- Period: 1991–present
- Subject: Sci-fi, horror, RPG, educational material
- Notable works: Ancient Horror; Teaching with Roleplay

= Roger Huntman =

American author

Roger James Huntman is an American author of horror, supernatural fiction, suspense, educational, science-fiction, and fantasy novels. Copies have been adapted into tabletop games and audiobooks. He has also written approximately 100 tabletop game articles and short stories, most of which have been published in electronic formats.

== Career ==
His debut, Vampire Hotel, was published in 2014, and was followed by Ancient Steel Horror the roleplaying game, Zombie Convention, Vampire Hunt and Vampire Hunter 101. Werewolf Therapy, and a collection of collaborations with Greg Stomberg and Logan Montgomery Knight. Teaching with Roleplay was one of his first major departures from the horror genre and one of the first publications to use roleplay in the classroom.

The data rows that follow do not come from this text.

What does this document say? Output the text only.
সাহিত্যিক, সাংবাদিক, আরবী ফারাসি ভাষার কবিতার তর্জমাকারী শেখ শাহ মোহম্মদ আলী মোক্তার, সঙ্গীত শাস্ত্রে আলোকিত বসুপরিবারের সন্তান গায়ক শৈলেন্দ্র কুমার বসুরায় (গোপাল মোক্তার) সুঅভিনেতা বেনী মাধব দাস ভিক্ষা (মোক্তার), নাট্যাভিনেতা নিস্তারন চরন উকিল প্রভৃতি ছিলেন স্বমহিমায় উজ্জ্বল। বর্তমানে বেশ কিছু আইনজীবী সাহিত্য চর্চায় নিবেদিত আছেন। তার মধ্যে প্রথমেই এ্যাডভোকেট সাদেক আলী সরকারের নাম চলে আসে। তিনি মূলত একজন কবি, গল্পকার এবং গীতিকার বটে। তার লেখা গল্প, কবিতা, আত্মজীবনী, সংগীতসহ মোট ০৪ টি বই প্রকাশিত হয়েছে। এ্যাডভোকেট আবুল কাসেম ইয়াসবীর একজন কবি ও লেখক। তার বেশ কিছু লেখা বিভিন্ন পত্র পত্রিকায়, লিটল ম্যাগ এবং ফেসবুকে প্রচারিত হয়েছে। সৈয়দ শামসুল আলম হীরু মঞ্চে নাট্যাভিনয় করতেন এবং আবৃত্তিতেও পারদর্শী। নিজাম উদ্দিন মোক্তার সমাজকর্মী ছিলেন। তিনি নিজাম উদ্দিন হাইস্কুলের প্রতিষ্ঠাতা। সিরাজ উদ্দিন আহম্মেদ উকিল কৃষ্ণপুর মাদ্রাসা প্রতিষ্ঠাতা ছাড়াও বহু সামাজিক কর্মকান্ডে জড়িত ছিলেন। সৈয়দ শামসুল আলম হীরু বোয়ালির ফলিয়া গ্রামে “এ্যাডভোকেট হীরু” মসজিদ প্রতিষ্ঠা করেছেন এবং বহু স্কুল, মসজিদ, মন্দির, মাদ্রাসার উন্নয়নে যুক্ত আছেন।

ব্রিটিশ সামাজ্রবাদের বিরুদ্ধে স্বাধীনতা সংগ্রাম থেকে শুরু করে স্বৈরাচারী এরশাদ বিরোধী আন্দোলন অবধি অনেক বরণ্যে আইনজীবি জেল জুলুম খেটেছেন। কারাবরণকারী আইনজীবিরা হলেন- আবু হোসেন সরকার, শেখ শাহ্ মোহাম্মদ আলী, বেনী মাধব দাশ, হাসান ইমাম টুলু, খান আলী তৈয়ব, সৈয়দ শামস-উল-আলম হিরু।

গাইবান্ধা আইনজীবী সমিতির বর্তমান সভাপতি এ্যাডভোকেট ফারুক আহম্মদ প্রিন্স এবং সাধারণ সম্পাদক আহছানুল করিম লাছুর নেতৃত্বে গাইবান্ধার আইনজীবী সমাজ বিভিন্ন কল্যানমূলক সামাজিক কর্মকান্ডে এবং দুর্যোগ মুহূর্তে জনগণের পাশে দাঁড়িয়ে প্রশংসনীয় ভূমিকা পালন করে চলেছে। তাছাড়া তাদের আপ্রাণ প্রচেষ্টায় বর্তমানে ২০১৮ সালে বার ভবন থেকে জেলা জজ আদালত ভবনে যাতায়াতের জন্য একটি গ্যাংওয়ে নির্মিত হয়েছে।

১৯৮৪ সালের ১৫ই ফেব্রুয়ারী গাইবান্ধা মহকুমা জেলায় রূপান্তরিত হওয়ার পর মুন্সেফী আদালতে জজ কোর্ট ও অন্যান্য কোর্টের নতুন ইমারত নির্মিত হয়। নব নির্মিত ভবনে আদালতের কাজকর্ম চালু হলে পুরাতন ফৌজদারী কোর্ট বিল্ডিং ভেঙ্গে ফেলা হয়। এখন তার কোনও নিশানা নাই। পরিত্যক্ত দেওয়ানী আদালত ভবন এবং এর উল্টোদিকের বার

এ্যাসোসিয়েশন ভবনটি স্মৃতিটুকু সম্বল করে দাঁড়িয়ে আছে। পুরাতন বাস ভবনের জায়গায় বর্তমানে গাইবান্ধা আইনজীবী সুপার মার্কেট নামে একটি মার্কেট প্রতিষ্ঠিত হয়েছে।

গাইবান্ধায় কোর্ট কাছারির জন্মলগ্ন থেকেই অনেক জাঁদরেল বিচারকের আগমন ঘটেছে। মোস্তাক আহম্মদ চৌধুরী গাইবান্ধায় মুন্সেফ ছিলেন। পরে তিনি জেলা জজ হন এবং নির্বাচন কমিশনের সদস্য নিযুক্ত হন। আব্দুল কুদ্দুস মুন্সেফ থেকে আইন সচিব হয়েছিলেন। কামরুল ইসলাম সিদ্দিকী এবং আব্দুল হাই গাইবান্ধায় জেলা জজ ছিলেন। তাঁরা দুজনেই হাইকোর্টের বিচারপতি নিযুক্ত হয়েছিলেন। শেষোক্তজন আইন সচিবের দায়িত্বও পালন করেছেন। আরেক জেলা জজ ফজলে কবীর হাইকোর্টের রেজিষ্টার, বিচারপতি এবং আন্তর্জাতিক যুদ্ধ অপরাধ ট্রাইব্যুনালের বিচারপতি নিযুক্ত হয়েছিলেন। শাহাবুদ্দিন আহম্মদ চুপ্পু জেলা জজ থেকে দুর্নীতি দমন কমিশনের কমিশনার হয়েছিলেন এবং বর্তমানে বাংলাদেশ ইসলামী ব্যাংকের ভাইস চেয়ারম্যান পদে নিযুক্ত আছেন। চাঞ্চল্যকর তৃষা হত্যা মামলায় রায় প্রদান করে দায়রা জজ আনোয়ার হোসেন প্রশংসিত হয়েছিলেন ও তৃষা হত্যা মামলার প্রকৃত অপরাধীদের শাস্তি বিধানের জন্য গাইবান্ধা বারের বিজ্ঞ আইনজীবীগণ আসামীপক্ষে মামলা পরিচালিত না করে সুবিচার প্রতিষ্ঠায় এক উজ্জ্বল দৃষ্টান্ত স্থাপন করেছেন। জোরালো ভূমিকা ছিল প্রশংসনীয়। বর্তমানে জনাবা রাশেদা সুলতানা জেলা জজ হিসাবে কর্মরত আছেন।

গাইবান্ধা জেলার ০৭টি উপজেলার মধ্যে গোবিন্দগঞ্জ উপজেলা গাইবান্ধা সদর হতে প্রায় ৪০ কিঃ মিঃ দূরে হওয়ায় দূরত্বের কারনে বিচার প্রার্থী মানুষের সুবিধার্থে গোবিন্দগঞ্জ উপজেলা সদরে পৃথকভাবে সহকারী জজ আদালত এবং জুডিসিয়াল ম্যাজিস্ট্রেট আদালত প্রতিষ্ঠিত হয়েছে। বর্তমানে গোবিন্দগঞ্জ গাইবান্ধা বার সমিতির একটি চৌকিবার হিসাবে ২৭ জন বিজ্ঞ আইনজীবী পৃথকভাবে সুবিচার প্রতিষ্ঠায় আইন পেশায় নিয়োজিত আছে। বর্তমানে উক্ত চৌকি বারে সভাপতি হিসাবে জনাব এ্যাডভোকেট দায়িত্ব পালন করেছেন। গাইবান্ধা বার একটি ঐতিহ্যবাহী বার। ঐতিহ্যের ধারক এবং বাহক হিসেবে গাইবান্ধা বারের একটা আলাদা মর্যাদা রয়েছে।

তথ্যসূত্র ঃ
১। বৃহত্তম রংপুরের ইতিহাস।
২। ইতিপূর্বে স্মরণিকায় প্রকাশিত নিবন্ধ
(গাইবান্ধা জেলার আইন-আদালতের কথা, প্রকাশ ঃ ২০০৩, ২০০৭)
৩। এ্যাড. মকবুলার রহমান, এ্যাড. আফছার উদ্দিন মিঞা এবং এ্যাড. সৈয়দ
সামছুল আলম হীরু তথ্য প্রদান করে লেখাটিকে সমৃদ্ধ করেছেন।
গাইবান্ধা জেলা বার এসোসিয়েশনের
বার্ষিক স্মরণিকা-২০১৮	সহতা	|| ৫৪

His first attempts in publishing were in 1991 after a gamer in his group, Dave Arneson, co-creator of Dungeons & Dragons, attended his regular roleplaying game sessions, and then giving his blessing on the original game Ancient Steel Role Playing Game. This gave way to a small print run of the game in 1992. He has more than 40 publications as of 2024.

==Politics==
While working as a middle school teacher at Developing Mind Montessori School in Post Falls, Idaho, Huntman was unhappy with recent decisions by the city council of Coeur d'Alene, Idaho, so in 2019 he ran for one of the three seats on the city countil. Hutman was running for seat 5 on the council. He ran against incumbent Dan English. Hutman dropped out of the race soon after due to a lack of financial resources. He dropped out after the deadline to remove his name from the ballot. Huntman still received 5.2% of the vote.

== Education ==
Roger Huntman served as a treasurer in high school. Huntman has an associates degree in psychology from Western Iowa Tech, a bachelors degree in theology from Briar Cliff University, and a masters degree in Education from Grand Canyon University.